When it comes to sights to see in and around Croyde, the options are fairly limited. There are not many famous landmarks or monuments - the village is best known for its landscape and beach. If you’re interested in walking, there is also the Braunton Burrows; the UK’s largest sand dunes, where you can find a variety of wild flowers, and discover the very land where the American troops trained before D-Day. Whether you’re a surfer or not, the ‘Museum of British Surfing’ is also worth a visit. It houses a collection of vintage to modern surf boards and wetsuits, accompanied by placards with sepia images, and stories about the dangerous waves the famous surfers rode; successfully or otherwise. Of course, you can also try your hand at the sport itself.
It’s no surprise that Devon is one of the country’s favourite holiday destinations. It is easy to see why. The beaches around Croyde and North Devon are truly stunning: white powdery sands, powerful waves, grassy dunes, spectacular cliff-top views and wild flowers galore. This is the main reason to come to Croyde. As its neighbour county Cornwall, Devon is world-renowned for it’s fantastic surfing opportunities, particularly in the north, and there are plenty of surf schools to choose from around the area if you’re interested in learning how. Because the bays are sheltered but the waters choppy, you have a great variety of choice, from regular surfing to body boarding or wind surfing.
Festivals are a big part of the culture in Devon, with several festivals per week in the summer months. One of the more well known is the Sidmouth Fringe Festival; a series of 4 intimate musical performances spread over 5 nights, which is held from 2nd - 6th August. Devon is well known in particular for it’s live music scene, which is said to be more prominent even than London.

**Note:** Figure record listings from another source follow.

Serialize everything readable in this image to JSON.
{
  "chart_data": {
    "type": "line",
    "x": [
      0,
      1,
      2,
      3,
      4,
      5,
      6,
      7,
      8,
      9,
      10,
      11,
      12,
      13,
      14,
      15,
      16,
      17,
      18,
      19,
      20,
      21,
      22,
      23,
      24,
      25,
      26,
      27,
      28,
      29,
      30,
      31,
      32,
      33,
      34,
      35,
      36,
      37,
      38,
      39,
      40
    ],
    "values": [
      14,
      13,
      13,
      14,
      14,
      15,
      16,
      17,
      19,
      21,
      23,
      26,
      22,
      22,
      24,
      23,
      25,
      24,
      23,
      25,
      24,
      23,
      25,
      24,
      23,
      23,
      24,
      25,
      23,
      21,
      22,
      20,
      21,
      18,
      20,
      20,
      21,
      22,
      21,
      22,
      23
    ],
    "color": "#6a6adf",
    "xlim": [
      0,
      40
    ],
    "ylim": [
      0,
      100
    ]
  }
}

What food can you find in and around Croyde? Fish and chips, for one. But that is not all that’s available around these parts. A typical English village in so many respects, Croyde continues to live up to expectation in the way of food. Some of the best of British grub can be found here; atmospheric pubs with heather framed gardens serve up hearty pork roasts with all the trimmings, accompanied by locally brewed beer. If you want to go one step further and really make the most of your self-catering accommodation through, you can always tuck into your own catch after a long day’s fishing, or pop down to the local farmers market to stow away some organic produce back to your homely little cottage - now that is living life like a local! Perhaps not quite fitting the trend, there is also a good selection of Indian and Thai restaurants around the area.
Getting In and Around
Devon as a whole is very well serviced when it comes to transport. South West Trains run a regular service from most of the major cities in Southern England, and within Devon itself there is the Dartmouth Steam Railway and Riverboat Company, which runs from Paignton to Greenway and the Transmoor Link buses which run during the summer months only, from Plymouth to Exeter. If you fancy sticking to the water, there are several cruises and ferry ways that can be used to get from one part of the county to another.